Memory allocation in spark has three key contention points, this post is a break down of the three, and a description of the progress that was made in each one
The contention points are:
- Contention between memory allocated for execution and for storage (cache)
- Contention between tasks running in the same process
- Contention between operators executing in the same task
Contention between memory allocated for execution and for storage (cache)
Execution, meaning the actual program and storage meaning the space used to cache RDDs for later processing.
Static memory allocation – spark v1.4
The memory was divided statically between execution and storage, memory couldn’t be shared, even if it was unused. for example – if the memory allocated for storage was not used, because little or no data was cached- it couldn’t be used for execution
Unified memory space – spark v1.6
The same memory space was used for both execution and storage, memory used for execution takes priority over memory used for cache, this means that when ever a memory contention between the two occurs, the memory used for cache will be spilled to disk.
This reason behind this decision is the understanding that execution data will always be re-read, while for cached data – not necessarily.
If an your app relies on caching, you can specify the amount of memory that if used for storage, will never be evicted. the memory is not pre-allocated.

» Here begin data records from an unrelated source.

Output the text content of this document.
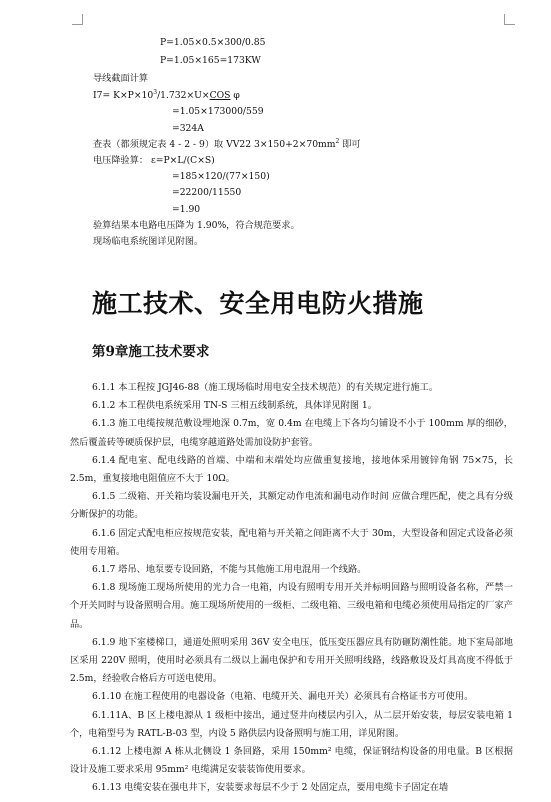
P=1.05×0.5×300/0.85
P=1.05×165=173KW
导线截面计算
$I7= K\times P\times 10^3/1.732\times U\times COS$ φ
=1.05×173000/559
=324A
查表（都须规定表 4 - 2 - 9）取 VV22 $3\times 150+2\times 70mm^2$ 即可
电压降验算： ε=P×L/(C×S)
=185×120/(77×150)
=22200/11550
=1.90
验算结果本电路电压降为 1.90%，符合规范要求。
现场临电系统图详见附图。
施工技术、安全用电防火措施
第9章施工技术要求

6.1.1 本工程按 JGJ46-88（施工现场临时用电安全技术规范）的有关规定进行施工。

6.1.2 本工程供电系统采用 TN-S 三相五线制系统，具体详见附图 1。

6.1.3 施工电缆按规范敷设埋地深 0.7m，宽 0.4m 在电缆上下各均匀铺设不小于 100mm 厚的细砂，然后覆盖砖等硬质保护层，电缆穿越道路处需加设防护套管。

6.1.4 配电室、配电线路的首端、中端和末端处均应做重复接地，接地体采用镀锌角钢 75×75，长 2.5m，重复接地电阻值应不大于 10Ω。

6.1.5 二级箱、开关箱均装设漏电开关，其额定动作电流和漏电动作时间 应做合理匹配，使之具有分级分断保护的功能。

6.1.6 固定式配电柜应按规范安装，配电箱与开关箱之间距离不大于 30m，大型设备和固定式设备必须使用专用箱。

6.1.7 塔吊、地泵要专设回路，不能与其他施工用电混用一个线路。

6.1.8 现场施工现场所使用的光力合一电箱，内设有照明专用开关并标明回路与照明设备名称，严禁一个开关同时与设备照明合用。施工现场所使用的一级柜、二级电箱、三级电箱和电缆必须使用局指定的厂家产品。

6.1.9 地下室楼梯口，通道处照明采用 36V 安全电压，低压变压器应具有防砸防潮性能。地下室局部地区采用 220V 照明，使用时必须具有二级以上漏电保护和专用开关照明线路，线路敷设及灯具高度不得低于 2.5m，经验收合格后方可送电使用。

6.1.10 在施工程使用的电器设备（电箱、电缆开关、漏电开关）必须具有合格证书方可使用。

6.1.11A、B 区上楼电源从 1 级柜中接出，通过竖井向楼层内引入，从二层开始安装，每层安装电箱 1 个，电箱型号为 RATL-B-03 型，内设 5 路供层内设备照明与施工用，详见附图。

6.1.12 上楼电源 A 栋从北侧设 1 条回路，采用 150mm² 电缆，保证钢结构设备的用电量。B 区根据设计及施工要求采用 95mm² 电缆满足安装装饰使用要求。

6.1.13 电缆安装在强电井下，安装要求每层不少于 2 处固定点，要用电缆卡子固定在墙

Contention between tasks running in the same process
Each task is pre allocated with its share – relative to the number of tasks, i.e. given 4 tasks, each task will get 1/4 of the available memory, even if no other tasks are running.
Dynamic allocation – since spark v1.0 (2014)
The task’s share of the memory is computed relative to the number or running tasks, if a new task starts running, tasks that are already running will spill to disk to free memory, i.e. a task gets 1/N of the available memory, where N is the number of currently running tasks
This approach handles stragglers better,the last running task will be allocated with all of the available memory and with that, a chance to complete faster. a common reason for stragglers is a skewed partition size.
Contention between operators executing in the same task
Some operators like aggregate, use lots of memory, if an operator uses up all of the memory available for the task, then the next operator wont have any memory to work with and the program would fail.
A simple solution could be statically allocating memory for operators, but obviously it wouldn’t be optimal.
Cooperative spilling – the solution since spark v1.6
Operators use all memory they need, whenever an operator needs extra memory and no memory is available, it instructs the previous operator to spill to disk and free some memory.
This results in just enough data being spilled and fairness between operators.
Static, pre allocation of resources is the simpler solution. but it creates a situation that, some memory might not be utilized just because is was pre-allocated to a task\operator, which is not use all of the memory allocated for it, or might not be running at all.
Instead, the guys at Databricks chose to allocate memory dynamically, and when there is a contention – force other consumers (task\operator) to spill to disk and free up memory.
This results in better memory utilization without the developer having to tune each job to get optimal performance.